Mike Madrid, a Latino GOP political consultant and staunch Trump critic, said the results were a “clear refutation and rebuke of Donald Trump and the Republicans.” Tariffs hurt Latino households more than any other demographic, he said.
“The chaotic economic situation we find ourselves in is going to hurt lower income workers more, working class voters more, and Latinos are that working class base of the country,” Madrid said.
Messaging aggressive immigration policies has also struck fear among voters, Enriquez added.
The administration has implemented its massive immigration enforcement agenda across the country with force; for months, images of Immigration and Customs Enforcement and Customs and Border Protection raids have dominated the news — and the administration’s social media. Documented immigrants have repeatedly been caught up in the administration’s sweeps.
“When the message went from ‘We’re deporting violent illegal criminals’ to ‘We’re deporting everyone that is illegal,’ those ‘everyone’ might be the elderly lady who sells tortillas sitting across from you on a Sunday morning at church,” Enriquez said.
The economy ranked as the most important issue facing New Jersey and Virginia for Black and Latino voters, per CNN’s exit polling.
Sherrill also claimed Middlesex County, which is about 61% non-white, by 25 percentage points. She won 94% of Black voters in the state, according to those exit polls.
In Virginia, where every county shifted left, Spanberger also overwhelmingly won over Black and Latino voters. CNN’s exit polls show she won 93% of the Black vote and 67% of the Latino vote. She more than doubled Harris’ 2024 margin in Manassas Park, Virginia — a city with a 46% Hispanic population. Spanberger took the city by 42 percentage points, compared to Harris’ 19 points.
Democrats overwhelmingly touted those numbers as a win for the party in connecting with non-white voters.
“The best way to talk to the Latino community is about the economy and jobs,” New Jersey Democratic strategist Dan Bryan told NOTUS. “Mikie Sherrill is a great example. She talked about affordability and cost of living for a year straight.”
Bryan added that Democrats shouldn’t be surprised that Republican gubernatorial candidates lost support in communities of color, because though many non-white voters shifted toward Trump, most did not shift toward Republicans overall. The president is “uniquely popular” among voters of color, but “there has never been any evidence that the inroads he makes translate to anyone else,” Bryan said.
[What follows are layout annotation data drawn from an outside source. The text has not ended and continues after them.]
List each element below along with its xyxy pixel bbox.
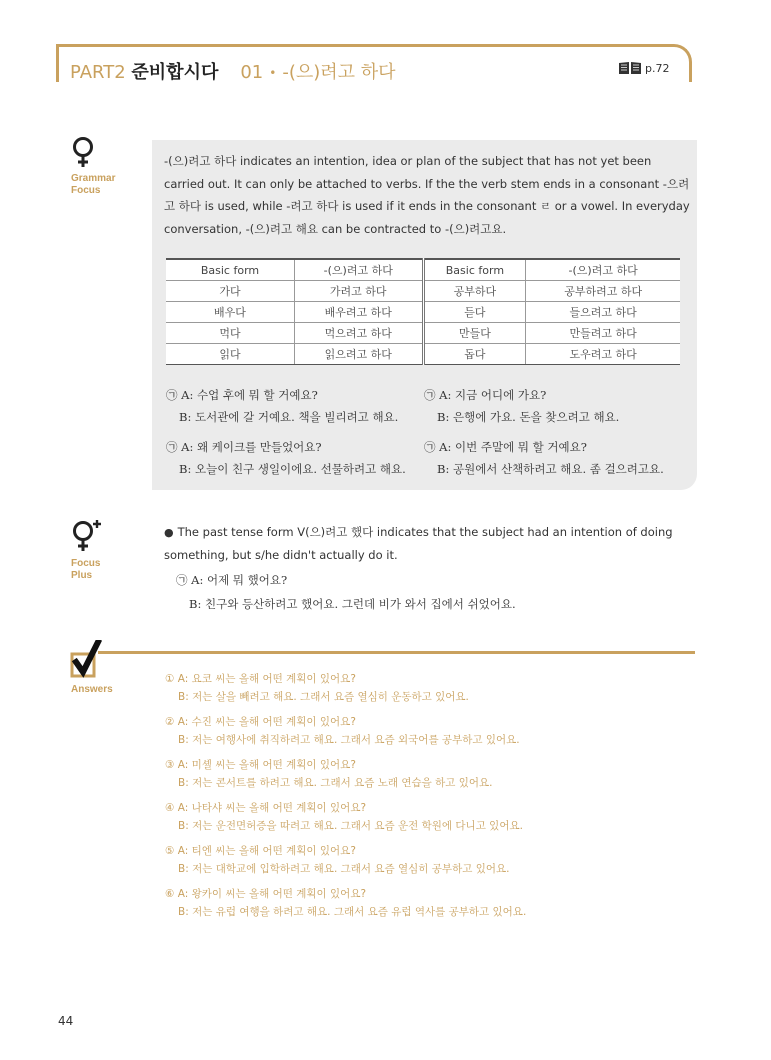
table-cell: 배우다 <box>166 302 295 323</box>
table-cell: 배우려고 하다 <box>295 302 424 323</box>
example-dialogue: ㉠ A: 왜 케이크를 만들었어요? B: 오늘이 친구 생일이에요. 선물하려고 해요. <box>166 440 406 476</box>
table-cell: 공부하려고 하다 <box>526 281 680 302</box>
page-header-title <box>70 58 396 84</box>
page-reference <box>618 61 669 75</box>
table-cell: 먹으려고 하다 <box>295 323 424 344</box>
focus-plus-label: Focus Plus <box>71 558 101 581</box>
table-cell: 읽으려고 하다 <box>295 344 424 365</box>
answer-item: ⑥ A: 왕카이 씨는 올해 어떤 계획이 있어요? B: 저는 유럽 여행을 하려고 해요. 그래서 요즘 유럽 역사를 공부하고 있어요. <box>165 888 527 918</box>
table-header: Basic form <box>166 259 295 281</box>
example-dialogue: ㉠ A: 이번 주말에 뭐 할 거예요? B: 공원에서 산책하려고 해요. 좀 걸으려고요. <box>424 440 664 476</box>
table-row <box>166 344 680 365</box>
table-cell: 가려고 하다 <box>295 281 424 302</box>
focus-plus-example: ㉠ A: 어제 뭐 했어요? B: 친구와 등산하려고 했어요. 그런데 비가 와서 집에서 쉬었어요. <box>176 573 516 611</box>
conjugation-table <box>166 258 680 365</box>
grammar-explanation: -(으)려고 하다 indicates an intention, idea or plan of the subject that has not yet been carried out. It can only be attached to verbs. If the the verb stem ends in a consonant -으려고 하다 is used, while -려고 하다 is used if it ends in the consonant ㄹ or a vowel. In everyday conversation, -(으)려고 해요 can be contracted to -(으)려고요. <box>164 154 690 236</box>
table-cell: 도우려고 하다 <box>526 344 680 365</box>
table-cell: 먹다 <box>166 323 295 344</box>
page-ref-text: p.72 <box>645 61 670 75</box>
focus-plus-explanation: ● The past tense form V(으)려고 했다 indicates that the subject had an intention of doing something, but s/he didn't actually do it. <box>164 525 673 562</box>
table-cell: 만들다 <box>423 323 526 344</box>
table-row <box>166 302 680 323</box>
grammar-focus-label: Grammar Focus <box>71 173 116 196</box>
table-cell: 돕다 <box>423 344 526 365</box>
table-cell: 만들려고 하다 <box>526 323 680 344</box>
table-cell: 가다 <box>166 281 295 302</box>
answers-divider <box>98 651 695 654</box>
female-plus-symbol-icon <box>70 518 104 556</box>
example-dialogue: ㉠ A: 수업 후에 뭐 할 거예요? B: 도서관에 갈 거예요. 책을 빌리려고 해요. <box>166 388 399 424</box>
answer-item: ③ A: 미셸 씨는 올해 어떤 계획이 있어요? B: 저는 콘서트를 하려고 해요. 그래서 요즘 노래 연습을 하고 있어요. <box>165 759 493 789</box>
example-dialogue: ㉠ A: 지금 어디에 가요? B: 은행에 가요. 돈을 찾으려고 해요. <box>424 388 620 424</box>
checkbox-check-icon <box>70 640 102 680</box>
table-cell: 듣다 <box>423 302 526 323</box>
table-cell: 읽다 <box>166 344 295 365</box>
answer-item: ② A: 수진 씨는 올해 어떤 계획이 있어요? B: 저는 여행사에 취직하려고 해요. 그래서 요즘 외국어를 공부하고 있어요. <box>165 716 520 746</box>
unit-title: -(으)려고 하다 <box>282 62 396 83</box>
table-cell: 들으려고 하다 <box>526 302 680 323</box>
table-cell: 공부하다 <box>423 281 526 302</box>
table-header-row <box>166 259 680 281</box>
female-symbol-icon <box>70 136 96 172</box>
section-label: 준비합시다 <box>131 62 219 83</box>
page-number: 44 <box>58 1014 74 1028</box>
table-row <box>166 281 680 302</box>
table-row <box>166 323 680 344</box>
answer-item: ① A: 요코 씨는 올해 어떤 계획이 있어요? B: 저는 살을 빼려고 해요. 그래서 요즘 열심히 운동하고 있어요. <box>165 673 469 703</box>
bullet-dot: ● <box>164 526 174 539</box>
unit-number: 01 <box>240 62 264 83</box>
answer-item: ④ A: 나타샤 씨는 올해 어떤 계획이 있어요? B: 저는 운전면허증을 따려고 해요. 그래서 요즘 운전 학원에 다니고 있어요. <box>165 802 523 832</box>
table-header: Basic form <box>423 259 526 281</box>
book-icon <box>618 61 642 75</box>
answer-item: ⑤ A: 티엔 씨는 올해 어떤 계획이 있어요? B: 저는 대학교에 입학하려고 해요. 그래서 요즘 열심히 공부하고 있어요. <box>165 845 510 875</box>
table-header: -(으)려고 하다 <box>526 259 680 281</box>
table-header: -(으)려고 하다 <box>295 259 424 281</box>
part-label: PART2 <box>70 62 126 83</box>
answers-label: Answers <box>71 684 113 695</box>
header-bullet: • <box>269 66 277 80</box>
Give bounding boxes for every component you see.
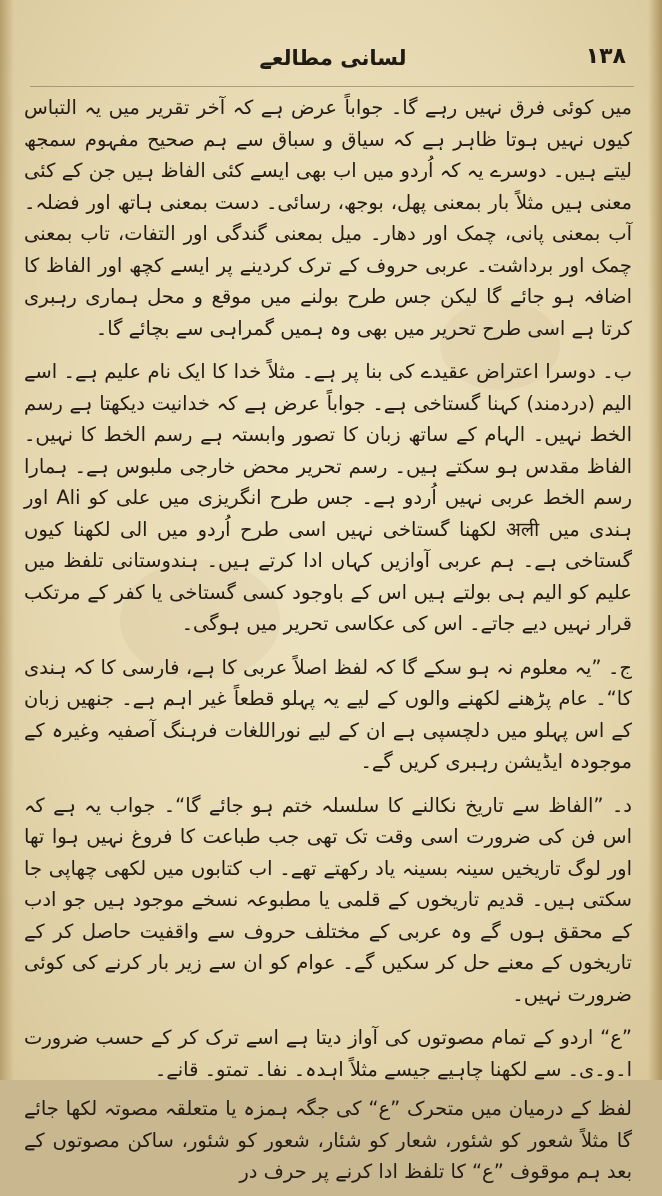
paragraph-b: ب۔ دوسرا اعتراض عقیدے کی بنا پر ہے۔ مثلاً خدا کا ایک نام علیم ہے۔ اسے الیم (دردمند) کہنا گستاخی ہے۔ جواباً عرض ہے کہ خدانیت دیکھتا ہے رسم الخط نہیں۔ الہام کے ساتھ زبان کا تصور وابستہ ہے رسم الخط کا نہیں۔ الفاظ مقدس ہو سکتے ہیں۔ رسم تحریر محض خارجی ملبوس ہے۔ ہمارا رسم الخط عربی نہیں اُردو ہے۔ جس طرح انگریزی میں علی کو Ali اور ہندی میں अली لکھنا گستاخی نہیں اسی طرح اُردو میں الی لکھنا کیوں گستاخی ہے۔ ہم عربی آوازیں کہاں ادا کرتے ہیں۔ ہندوستانی تلفظ میں علیم کو الیم ہی بولتے ہیں اس کے باوجود کسی گستاخی یا کفر کے مرتکب قرار نہیں دیے جاتے۔ اس کی عکاسی تحریر میں ہوگی۔	[24, 360, 633, 635]
paragraph-ain: ”ع“ اردو کے تمام مصوتوں کی آواز دیتا ہے اسے ترک کر کے حسب ضرورت ا۔و۔ی۔ سے لکھنا چاہیے جیسے مثلاً اہدہ۔ نفا۔ تمتو۔ قانے۔	[24, 1026, 632, 1081]
page-header	[40, 38, 626, 84]
paragraph-intro: میں کوئی فرق نہیں رہے گا۔ جواباً عرض ہے کہ آخر تقریر میں یہ التباس کیوں نہیں ہوتا ظاہر ہے کہ سیاق و سباق سے ہم صحیح مفہوم سمجھ لیتے ہیں۔ دوسرے یہ کہ اُردو میں اب بھی ایسے کئی الفاظ ہیں جن کے کئی معنی ہیں مثلاً بار بمعنی پھل، بوجھ، رسائی۔ دست بمعنی ہاتھ اور فضلہ۔ آب بمعنی پانی، چمک اور دھار۔ میل بمعنی گندگی اور التفات، تاب بمعنی چمک اور برداشت۔ عربی حروف کے ترک کردینے پر ایسے کچھ اور الفاظ کا اضافہ ہو جائے گا لیکن جس طرح بولنے میں موقع و محل ہماری رہبری کرتا ہے اسی طرح تحریر میں بھی وہ ہمیں گمراہی سے بچائے گا۔	[24, 96, 632, 340]
page-shadow-left	[0, 0, 14, 1080]
paragraph-medial-ain: لفظ کے درمیان میں متحرک ”ع“ کی جگہ ہمزہ یا متعلقہ مصوتہ لکھا جائے گا مثلاً شعور کو شئور، شعار کو شئار، شعور کو شئور، ساکن مصوتوں کے بعد ہم موقوف ”ع“ کا تلفظ ادا کرنے پر حرف در	[24, 1097, 632, 1183]
body-text	[24, 92, 632, 1196]
paragraph-d: د۔ ”الفاظ سے تاریخ نکالنے کا سلسلہ ختم ہو جائے گا“۔ جواب یہ ہے کہ اس فن کی ضرورت اسی وقت تک تھی جب طباعت کا فروغ نہیں ہوا تھا اور لوگ تاریخیں سینہ بسینہ یاد رکھتے تھے۔ اب کتابوں میں لکھی چھاپی جا سکتی ہیں۔ قدیم تاریخوں کے قلمی یا مطبوعہ نسخے موجود ہیں جو ادب کے محقق ہوں گے وہ عربی کے مختلف حروف سے واقفیت حاصل کر کے تاریخوں کے معنے حل کر سکیں گے۔ عوام کو ان سے زیر بار کرنے کی کوئی ضرورت نہیں۔	[24, 793, 632, 1006]
running-title: لسانی مطالعے	[259, 46, 407, 70]
page-number: ۱۳۸	[585, 44, 626, 69]
paragraph-j: ج۔ ”یہ معلوم نہ ہو سکے گا کہ لفظ اصلاً عربی کا ہے، فارسی کا کہ ہندی کا“۔ عام پڑھنے لکھنے والوں کے لیے یہ پہلو قطعاً غیر اہم ہے۔ جنھیں زبان کے اس پہلو میں دلچسپی ہے ان کے لیے نوراللغات فرہنگ آصفیہ وغیرہ کے موجودہ ایڈیشن رہبری کریں گے۔	[24, 655, 632, 773]
page-shadow-right	[648, 0, 662, 1080]
header-rule	[30, 86, 634, 87]
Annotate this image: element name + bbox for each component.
But Henry de Koninck, a New Jersey Democratic strategist, cautioned that the party should not automatically attribute the leftward shift to Latino voters, Arab-American voters and others changing their party allegiance between last year and this year. The 2025 race was unique and drove high Democratic participation, he said, which means Sherrill’s winning margins could have been the result of more than just a red-to-blue flip.
“Those margins that Mikie Sherrill put up in Hudson County — and this is true in other parts of the state — could be attributed simply to increased Democratic turnout, and not necessarily reflective of anything from a persuasion perspective in terms of voters who went for Trump flipping back to Mikie Sherrill,” de Koninck said.
Democrats could easily fall for the same pitfalls around the economy that lost them the presidency again, Madrid cautioned.
“Neither of these parties are listening, and neither of these parties are learning the obvious message, which is you need to primarily, and maybe exclusively, focus on the economic pain amongst working class voters in this country,” Madrid said. “If you don’t, you will lose.”